Jesienno-zimowa kolekcja lakierów od Hean

Przyznam, że gdy mieliśmy piękną polską złotą jesień nie miałam ochoty na malowanie paznokci jesiennymi odcieniami lakierów. Bardziej pasowały mi np. letnie brzoskwinki, jak mój tegoroczny ulubieniec od GR o nr 242. Jednak teraz, gdy zrobiło się ponuro mój nastrój znajduje odzwierciedlenie również na paznokciach. Przyszła więc pora na wypróbowanie lakierów z kolekcji jesienno-zimowej, które dostałam do testów od firmy HEAN.

Posiadam kolory:  #187 Hot Wine,  #185 Sapphire Night  i  #182 Ginger.
od lewej #187 Hot Wine, #185 Sapphire Night, #182 Ginger

 #187 Hot Wine ma piękny bordowy kolor, który przy drugiej warstwie zbliża się bardziej do brązu. W zależności od światła zobaczymy właśnie brąz lub bordo. Nie posiada żadnych drobinek.

Hean #187 Hot Wine








#182 Ginger to beż z domieszką szarości. Bardzo neutralny, a jednocześnie widoczny na paznokciach. Też w zależności od światła widzimy bardziej beżowy lub szarawy odcień. W buteleczce widoczny jest złoty drobniutki shimmer, jednak na paznokciach widać go jedynie w słońcu.

Hean #182 Ginger

# 185 Sapphire Night to czerń z granatowymi tonami. W buteleczce zobaczymy szmaragdowy shimmer, ale na paznokciach zauważymy go tylko w słońcu.

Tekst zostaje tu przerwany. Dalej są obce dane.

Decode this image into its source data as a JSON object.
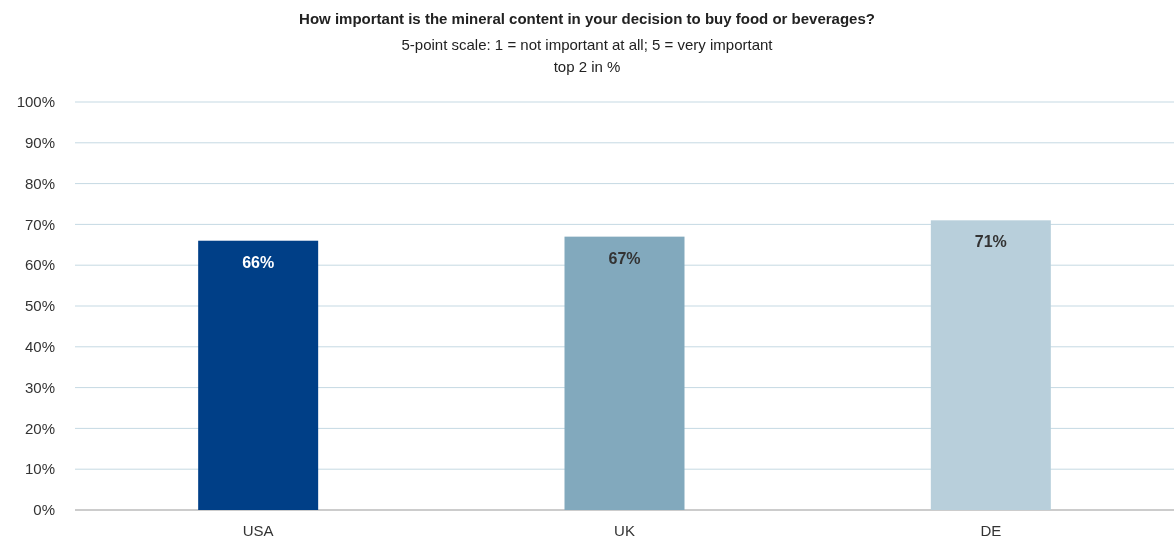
{
  "chart_data": {
    "type": "bar",
    "title": "How important is the mineral content in your decision to buy food or beverages?",
    "subtitle": "5-point scale: 1 = not important at all; 5 = very important\ntop 2 in %",
    "categories": [
      "USA",
      "UK",
      "DE"
    ],
    "values": [
      66,
      67,
      71
    ],
    "colors": [
      "#003f87",
      "#82a9bd",
      "#b8cfdb"
    ],
    "value_labels": [
      "66%",
      "67%",
      "71%"
    ],
    "ylim": [
      0,
      100
    ],
    "yticks": [
      {
        "value": 0,
        "label": "0%"
      },
      {
        "value": 10,
        "label": "10%"
      },
      {
        "value": 20,
        "label": "20%"
      },
      {
        "value": 30,
        "label": "30%"
      },
      {
        "value": 40,
        "label": "40%"
      },
      {
        "value": 50,
        "label": "50%"
      },
      {
        "value": 60,
        "label": "60%"
      },
      {
        "value": 70,
        "label": "70%"
      },
      {
        "value": 80,
        "label": "80%"
      },
      {
        "value": 90,
        "label": "90%"
      },
      {
        "value": 100,
        "label": "100%"
      }
    ],
    "grid": "y"
  }
}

Nie pomalowałam nim całych paznokci, ale możecie zobaczyć go w tej lakierowej kombinacji na końcówkach:


Serdeczny palec pomalowałam #187 Hot Wine, pozostałe #182 Ginger, a końcówki #185 Sapphire Night


tutaj widać shimmer w buteleczkach i na zdjęciach z lampą



tu zdjęcia bez lampy


Jeżeli chodzi o jakość lakierów to jestem mile zaskoczona. Zaczynając od buteleczki, która jest solidnie wykonana, przechodząc przez szatę graficzną, która jest przyjemna dla oka po jakość lakierów u których nie widzę minusów.
Producent obiecuje nam "kryjący lakier do paznokci z połyskiem, który zapewnia gładki kolor bez smug, intensywny połysk oraz łatwą równomierną aplikację". Całkowicie się z tym zgadzam - pędzelek jest płaski i szeroki, łatwo rozprowadza nam lakier, a wykończenie jest wręcz lustrzane.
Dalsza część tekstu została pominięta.